05/03/2012

Germaine,en décembre

fleurs de bach,bio-énergie,transmission,dépressionL'après-midi prenait un tour inattendu, non planifié suite au refroidissement qui venait de toucher mon épouse. La trachéite apparue le jour précédent descendait sur ses bronches. Sa toux était devenue plus grasse, plus caverneuse. Ce son étrange, le même que l'année dernière, avait fait sa réapparition. Comme elle ne souhaitait pas sortir, elle me mandatait  pour aller chercher au magasin bio, un flacon de fleurs de Bach:  « Star of Bethléem » pour notre fille aînée que l'on devait rencontrer le soir même. Après la course, au retour suite à la panne du téléphone de la cuisine, je fus amené à prendre l'appel dans le bureau à côté de mon PC. Étonnement, ma fille aînée était au bout du fil en direct. Habituellement c'est mon épouse qui décroche et qui souvent lui fait la conversation. Cette fois j'étais en première ligne.

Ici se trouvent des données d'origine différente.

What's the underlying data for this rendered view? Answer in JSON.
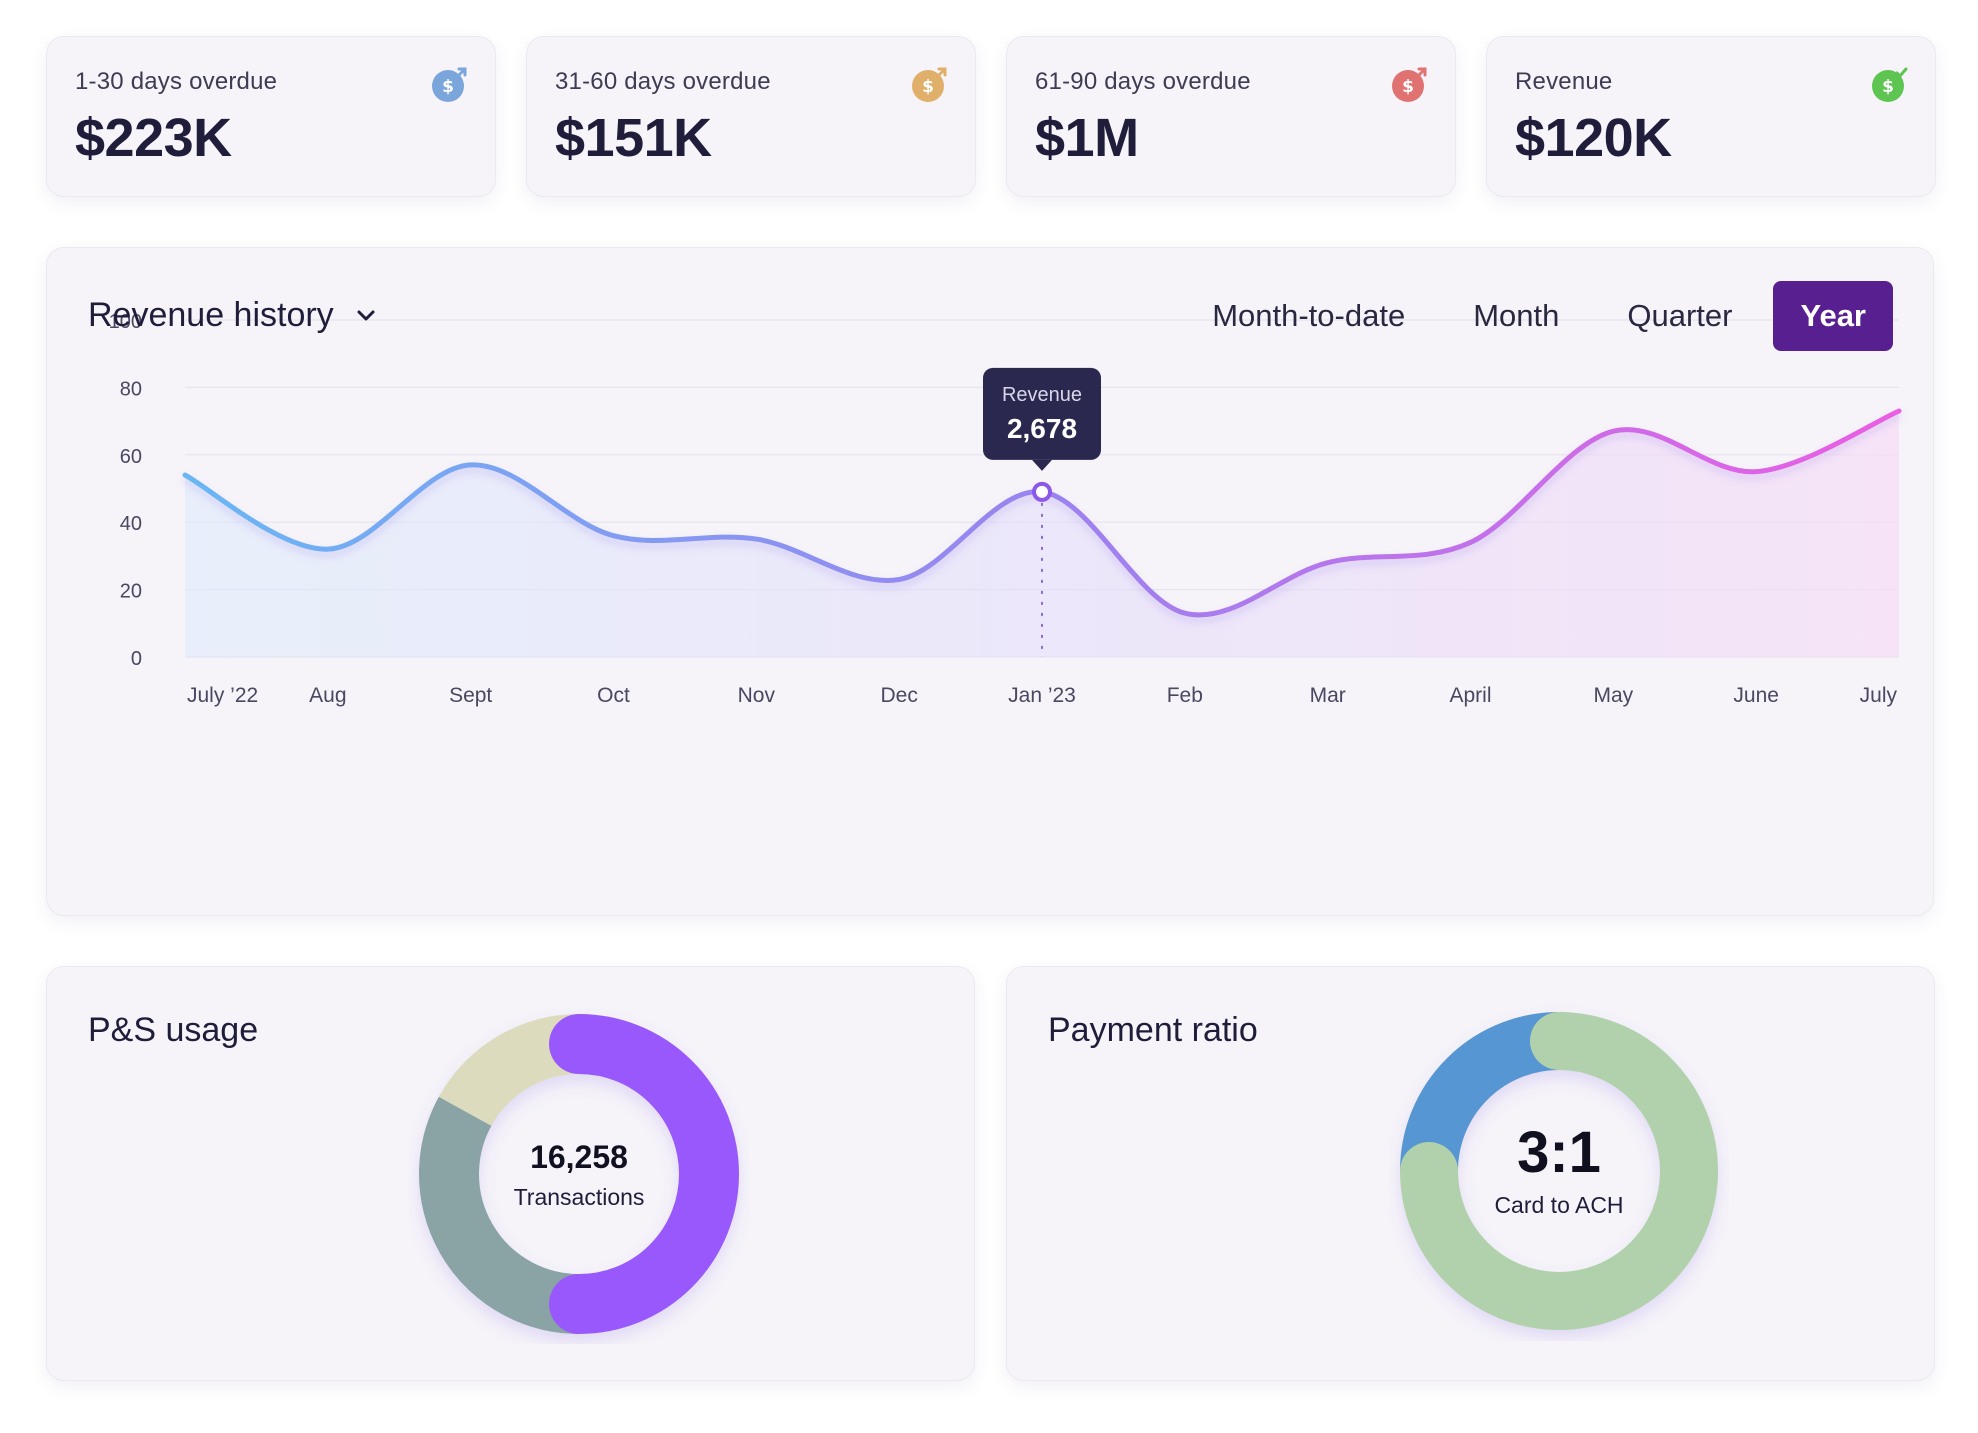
{
  "kpis": [
    {
      "label": "1-30 days overdue",
      "value": "$223K",
      "icon": "dollar-arrow-icon",
      "color": "#7aa6db"
    },
    {
      "label": "31-60 days overdue",
      "value": "$151K",
      "icon": "dollar-arrow-icon",
      "color": "#e0b06a"
    },
    {
      "label": "61-90 days overdue",
      "value": "$1M",
      "icon": "dollar-arrow-icon",
      "color": "#e07272"
    },
    {
      "label": "Revenue",
      "value": "$120K",
      "icon": "dollar-check-icon",
      "color": "#5ec552"
    }
  ],
  "revenue": {
    "title": "Revenue history",
    "periods": [
      "Month-to-date",
      "Month",
      "Quarter",
      "Year"
    ],
    "active_period": "Year",
    "tooltip": {
      "label": "Revenue",
      "value": "2,678"
    }
  },
  "chart_data": {
    "type": "line",
    "title": "Revenue history",
    "categories": [
      "July ’22",
      "Aug",
      "Sept",
      "Oct",
      "Nov",
      "Dec",
      "Jan ’23",
      "Feb",
      "Mar",
      "April",
      "May",
      "June",
      "July"
    ],
    "series": [
      {
        "name": "Revenue",
        "values": [
          54,
          32,
          57,
          36,
          35,
          23,
          49,
          13,
          28,
          34,
          67,
          55,
          73
        ]
      }
    ],
    "ylim": [
      0,
      100
    ],
    "yticks": [
      0,
      20,
      40,
      60,
      80,
      100
    ],
    "highlight_index": 6,
    "grid": true,
    "gradient": [
      "#6ab6f4",
      "#9a83f0",
      "#ea5ee4"
    ]
  },
  "ps_usage": {
    "title": "P&S usage",
    "center_value": "16,258",
    "center_label": "Transactions",
    "segments": [
      {
        "name": "segment-purple",
        "fraction": 0.5,
        "color": "#9959fb"
      },
      {
        "name": "segment-slate",
        "fraction": 0.33,
        "color": "#8aa3a5"
      },
      {
        "name": "segment-sand",
        "fraction": 0.17,
        "color": "#dcdbbe"
      }
    ]
  },
  "payment_ratio": {
    "title": "Payment ratio",
    "center_value": "3:1",
    "center_label": "Card to ACH",
    "segments": [
      {
        "name": "segment-card",
        "fraction": 0.75,
        "color": "#b0d1ab"
      },
      {
        "name": "segment-ach",
        "fraction": 0.25,
        "color": "#5696d3"
      }
    ]
  }
}
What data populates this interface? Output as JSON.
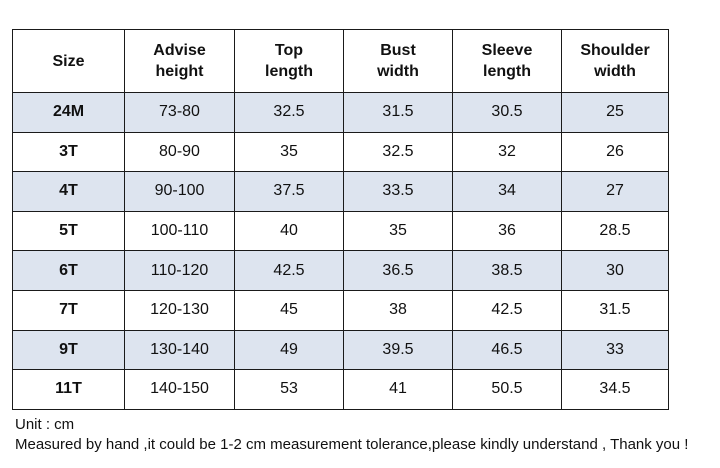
{
  "table": {
    "headers": [
      "Size",
      "Advise\nheight",
      "Top\nlength",
      "Bust\nwidth",
      "Sleeve\nlength",
      "Shoulder\nwidth"
    ],
    "rows": [
      [
        "24M",
        "73-80",
        "32.5",
        "31.5",
        "30.5",
        "25"
      ],
      [
        "3T",
        "80-90",
        "35",
        "32.5",
        "32",
        "26"
      ],
      [
        "4T",
        "90-100",
        "37.5",
        "33.5",
        "34",
        "27"
      ],
      [
        "5T",
        "100-110",
        "40",
        "35",
        "36",
        "28.5"
      ],
      [
        "6T",
        "110-120",
        "42.5",
        "36.5",
        "38.5",
        "30"
      ],
      [
        "7T",
        "120-130",
        "45",
        "38",
        "42.5",
        "31.5"
      ],
      [
        "9T",
        "130-140",
        "49",
        "39.5",
        "46.5",
        "33"
      ],
      [
        "11T",
        "140-150",
        "53",
        "41",
        "50.5",
        "34.5"
      ]
    ]
  },
  "notes": {
    "unit": "Unit : cm",
    "disclaimer": "Measured by hand ,it could be 1-2 cm measurement tolerance,please kindly understand , Thank you !"
  },
  "colors": {
    "shaded_row": "#dde4ef",
    "border": "#1a1a1a"
  }
}
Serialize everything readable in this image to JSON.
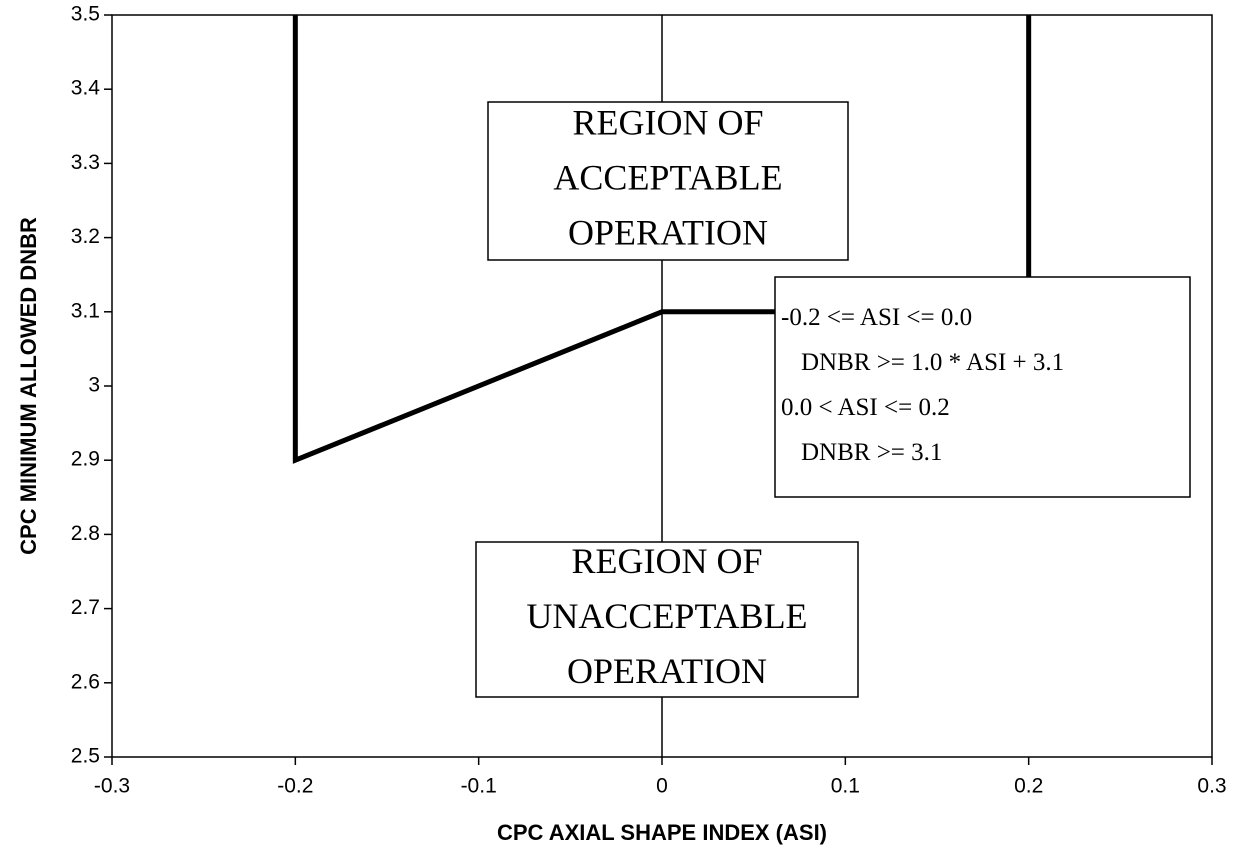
{
  "chart_data": {
    "type": "line",
    "x": [
      -0.2,
      -0.2,
      0,
      0.2,
      0.2
    ],
    "values": [
      3.5,
      2.9,
      3.1,
      3.1,
      3.5
    ],
    "color": "#000000",
    "xlabel": "CPC AXIAL SHAPE INDEX (ASI)",
    "ylabel": "CPC MINIMUM ALLOWED DNBR",
    "xlim": [
      -0.3,
      0.3
    ],
    "xticks": [
      -0.3,
      -0.2,
      -0.1,
      0,
      0.1,
      0.2,
      0.3
    ],
    "ylim": [
      2.5,
      3.5
    ],
    "yticks": [
      2.5,
      2.6,
      2.7,
      2.8,
      2.9,
      3,
      3.1,
      3.2,
      3.3,
      3.4,
      3.5
    ],
    "grid": false,
    "annotations": [
      {
        "lines": [
          "REGION OF",
          "ACCEPTABLE",
          "OPERATION"
        ]
      },
      {
        "lines": [
          "-0.2 <= ASI <= 0.0",
          "DNBR >= 1.0 * ASI + 3.1",
          "0.0 < ASI <= 0.2",
          "DNBR >= 3.1"
        ]
      },
      {
        "lines": [
          "REGION OF",
          "UNACCEPTABLE",
          "OPERATION"
        ]
      }
    ]
  }
}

Enfin des nouvelles de sa part, en direct, cela tenait du miracle.

Depuis des semaines, la communication ne se passait que de nous vers elle, quelque chose était changé. Elle n'était plus passive mais active, assertive même. Sa voix me semblait difficilement audible, perdant de sa netteté en fin de phrase mais elle était là, c'était l'essentiel. Plus d'une fois, je lui fis répéter, clarifier la séquence des événements pour m'y retrouver. Le flacon de fleurs de Bach, dans ma main la rassurait, la réconfortait. Le remède qu'elle souhaitait allait lui parvenir lors de ma participation en soirée au concert de Noël de sa fille . Le produit paramédical qui lui avait été conseillé fortement par 1a praticienne de bioénergie, allait le soir même être en sa possession.

Un nouvel indice apparaissait dans les éléments déjà en place à propos de sa dépression, un indice intéressant. Elle cherchait un soutien supplémentaire à la thérapie de la parole, à la prise de médicaments. L’avis de la praticienne Bio, confirmait celui de la kinésiologue  contactée plutôt. La présence de l'arrière-grand-mère de sa lignée maternelle celle qui était morte laissant 3 enfants orphelins, dont une aînée âgée d'à peine 6 ans, sa grand-mère, était à l’origine de ses problèmes. L'hypothèse suivante était posée; sa détresse  son marasme, ses idées noires, ses angoisses venaient de cette femme, par héritage caché. L'état de santé actuel dans lequel elle se débattait, venait de cette jeune femme qui consciente de sa phtisie galopante et de sa gravité, sentait venir sa mort et pressentait, l'abandon forcé de ses jeunes enfants. Comme mère, elle avait dû affronter l'indicible, l'épreuve la plus dure d'une vie de femme, la rupture du lien avec ses enfants au moment où ils en avaient le plus besoin.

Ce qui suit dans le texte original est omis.